Since Queen Elizabeth II gave birth to prince Charles in 1948, The Royal Baby has emerged from hospital wrapped in a shawl made in Nottingham.
The tradition has been upheld for over 70 years, with the Duke and Duchess of Cambridge having draped all three of their children in the same kind of knitted lace for the baby’s first public appearance.
The shawl is made by G.H. Hurt & Son, which was founded in Chilwell in 1912.
Richard Taylor, a spokesman for the company, said they can only speculate what Harry and Meghan will choose.
“We don’t know in advance what the royal family will decide for their baby, but we’re certainly hopeful that they uphold the tradition of using a shawl from us,” he said.
The Duke and Duchess of Sussex have already gained a reputation of breaking with royal traditions.
For instance, Meghan has insisted on more privacy during the birth than her sister-in-law Kate, who usually appears outside hospital just hours after the baby being delivered.
This time around however, Buckingham Palace has made it clear that nothing will be seen of mother or newborn child by a hospital door.
Mr Taylor said their connection to the royals is great for business, with a noticeable spike in orders after the pictures break.

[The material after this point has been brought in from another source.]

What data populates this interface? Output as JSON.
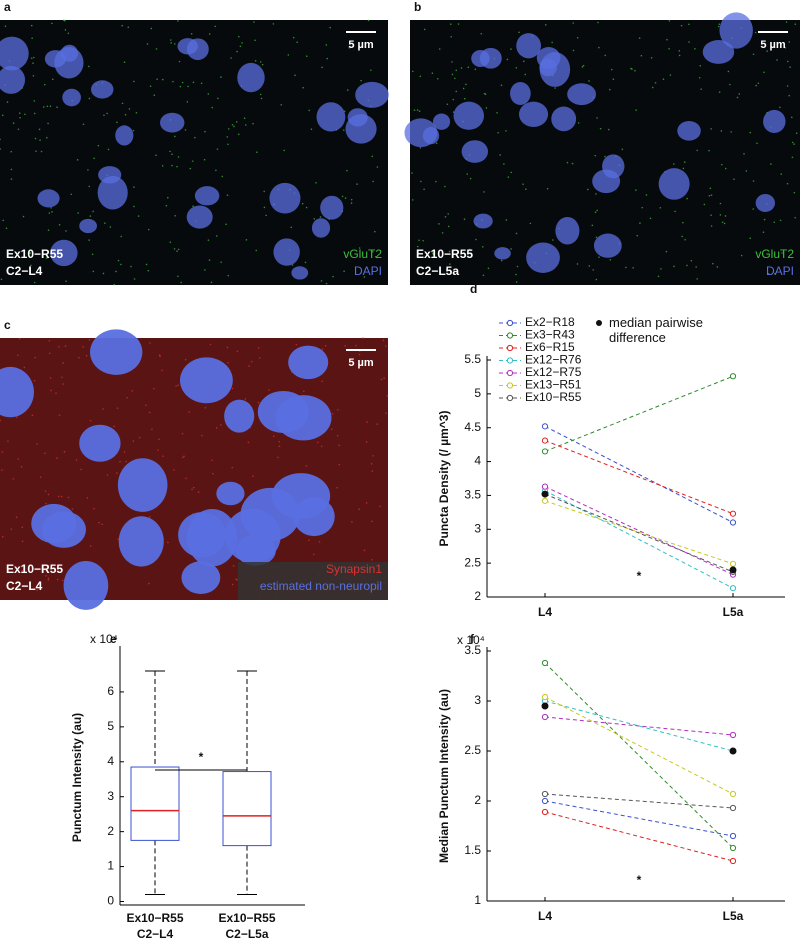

“Because the arrival of a royal baby is reported worldwide and shared on social media, we see that a lot of people find their way to our website, and we receive a great many orders very quickly,” he added.
Nottingham has long been known for knitting and knitted lace, and Mr Taylor thinks another royal baby wrapped in their shawl would be great for the city.
“It would be marvellous for the city of Nottingham, as this is something we’re known for historically and puts us on the map in a way,” he said.
Nottingham was the centre of the world’s lace industry during the age of the British Empire, with the Lace Market in the city centre being a protected heritage area.